What ought?

Monday, May 24, 2021

[[]]

 I've been thinking about the self referent problem and how it generates contradictions. (More in math and programming) and honestly I don't know the technical details super well including the vocab.

And I'm thinking, on the cusp of making, some sort of breakthrough in a way of changing my thinking. So under thinking system A and under such and such assumptions/facts, it leads to the logical consequence that thinking system B is superior (for whatever reason). And then I jump into thinking system B and the jump in itself because questionable under thinking system B. And if it, say does not hold water, then, it is hard to by the same route get to thinking system B, and so... you kinda maybe have to hold the decision to be in thinking system B using the vestiges of thinking system A (that was your previous best alternative) while seeking self justification under thinking system B. This is very hard, and logically quite... hard to maintain integrity.

Let me try to illustrate simplistically.

Let's say I buy into the whole idea of self improvement, wanting to be the best I can be, working hard to achieve my goals, so on and so forth. And I also hold facts of Christianity to be true. Logically speaking, they will have to be merged together. And let's say in this case, the best version that I can be is to be as much like Jesus as possible.

But say once I take on the thinking of Jesus, and let's for simplicity sake say that his thinking is simplified to pleasing God. Under my new concept of pleasing God being primary motivation, the whole agenda of self improvement is supposed to crumble away or fade into secondary or tertiary. The self is supposed to die. But the whole quest to get here was to fulfil ultimate self. (Yes there are many ways of patching this particular illustration such as, ultimate self IS the self dying, or that pleasing God can be justified under it's own framework). Point is, that wasn't the path taken to get there. 

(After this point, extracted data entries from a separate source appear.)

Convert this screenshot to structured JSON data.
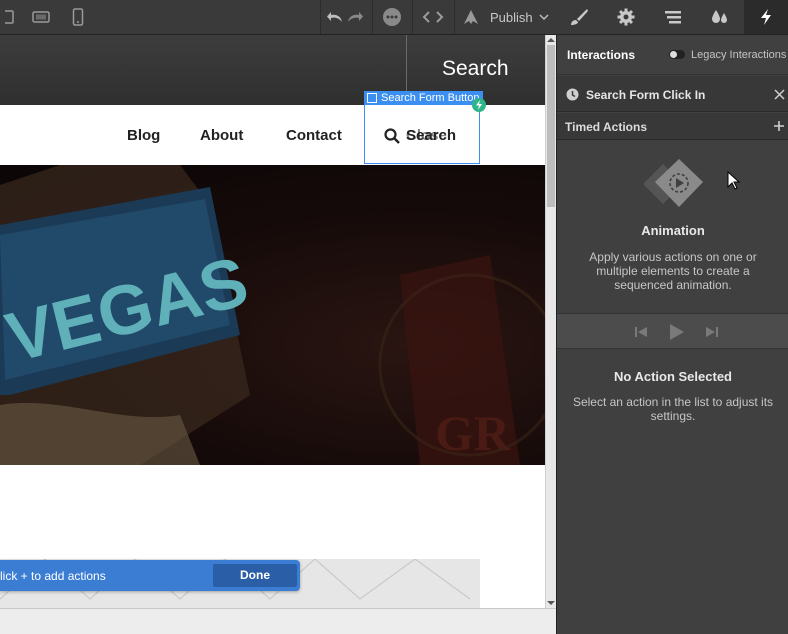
{
  "toolbar": {
    "publish_label": "Publish",
    "icons": [
      "tablet-landscape-icon",
      "tablet-portrait-icon",
      "mobile-icon",
      "undo-icon",
      "redo-icon",
      "more-icon",
      "code-icon",
      "publish-icon",
      "chevron-down-icon"
    ]
  },
  "panel_tabs": [
    "style-brush-icon",
    "settings-gear-icon",
    "navigator-icon",
    "style-manager-icon",
    "interactions-bolt-icon"
  ],
  "canvas": {
    "search_heading": "Search",
    "nav_links": [
      "Blog",
      "About",
      "Contact"
    ],
    "search_button_text": "Search",
    "search_button_overlap_text": "Close",
    "selection_label": "Search Form Button",
    "accent": "#3b8ff0"
  },
  "action_bar": {
    "hint": "lick + to add actions",
    "done_label": "Done"
  },
  "panel": {
    "title": "Interactions",
    "legacy_label": "Legacy Interactions",
    "trigger_label": "Search Form Click In",
    "timed_actions_label": "Timed Actions",
    "animation_title": "Animation",
    "animation_desc": "Apply various actions on one or multiple elements to create a sequenced animation.",
    "no_action_title": "No Action Selected",
    "no_action_desc": "Select an action in the list to adjust its settings."
  }
}
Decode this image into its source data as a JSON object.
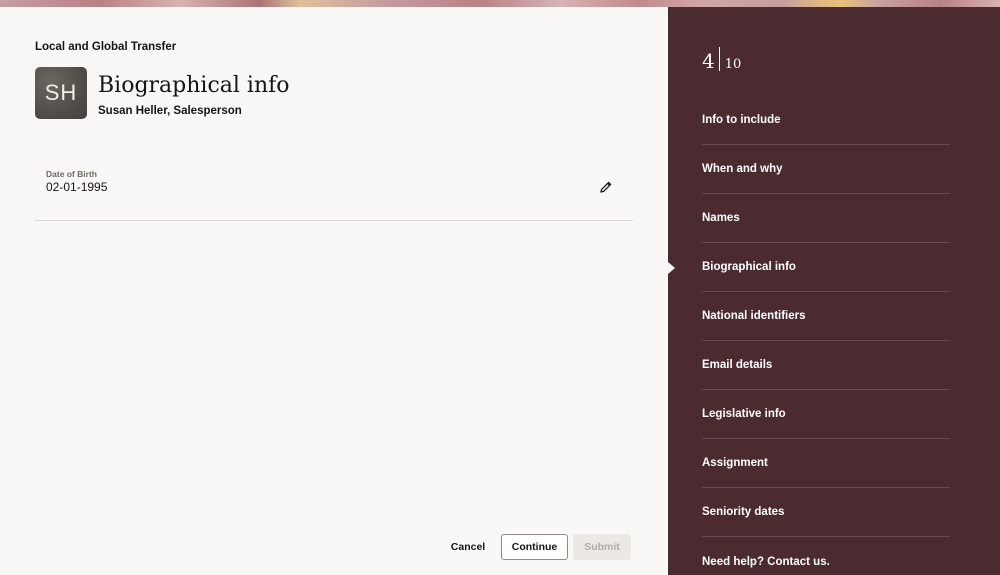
{
  "header": {
    "flow_title": "Local and Global Transfer",
    "page_title": "Biographical info",
    "person": "Susan Heller, Salesperson",
    "avatar_initials": "SH"
  },
  "fields": {
    "date_of_birth_label": "Date of Birth",
    "date_of_birth_value": "02-01-1995"
  },
  "actions": {
    "cancel": "Cancel",
    "continue": "Continue",
    "submit": "Submit"
  },
  "progress": {
    "current": "4",
    "total": "10"
  },
  "nav": {
    "items": [
      {
        "label": "Info to include"
      },
      {
        "label": "When and why"
      },
      {
        "label": "Names"
      },
      {
        "label": "Biographical info"
      },
      {
        "label": "National identifiers"
      },
      {
        "label": "Email details"
      },
      {
        "label": "Legislative info"
      },
      {
        "label": "Assignment"
      },
      {
        "label": "Seniority dates"
      },
      {
        "label": "Need help? Contact us."
      }
    ]
  },
  "colors": {
    "side_panel": "#4b2b2f",
    "background": "#f9f8f6",
    "avatar": "#4d4a45"
  },
  "icons": {
    "edit": "pencil-icon"
  }
}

And so there is this abrupt, idk, leap of faith. Leap in the sense of you must necessarily destroy the earlier thinking that brought you to where you are and so for some time, you are hanging, floating on nothing.

Idk if this makes sense to you, but it seems to me this strongly proves(?) (if not proves maybe hints) that there is this great limit of rationality w.r.t ultimate worldviews. And maybe this is evidence for requiring external help to change. (Especially for this particular example).

Ok so sorry if this totally didn't make sense to you. I will agree that this wasn't the clearest but wanted to try.

[[I wrote this at]]*|11:28 PM|

Tuesday, May 11, 2021

[[]]

 Oh to be a better person.

I really cringe, and am ashamed, and am in despair at what I see within myself. The intensity of my sin and the depths that I will go to convince myself it is not sin or to make peace with it. It is so rooted, it is so core, that going against in feels like killing a very beloved part of myself.

Yes kill it. Cut it out. It is wrong. No kill no life. I want to live. So surgeon must kill.

It is like this local trough, the biggest among all the local troughs. Feels good to be there, feels stable and comfortable. But move out and it is screaming to find a trough, any trough be it worse, and not rise up and rise up. But has to be done to cross the activation hill. To find true rest.

[[I wrote this at]]*|11:18 PM|

Wednesday, May 5, 2021

[[]]

 It is so tough to be proud and want to be humble. Selfish and want to be loving. It's like an internal war.

And one that is not easily won through willpower or force of will. Because, it seems to me, every victory through willpower, more often than not is not actually a victory, but a further layer of self deception. Or something like that. Do I make sense?

But what then? Do you not exercise willpower and try to take a jackhammer to the accumulated floorboard layers of self deception and attempt to bust everything open?

How do you exercise grace? I think that is the right direction.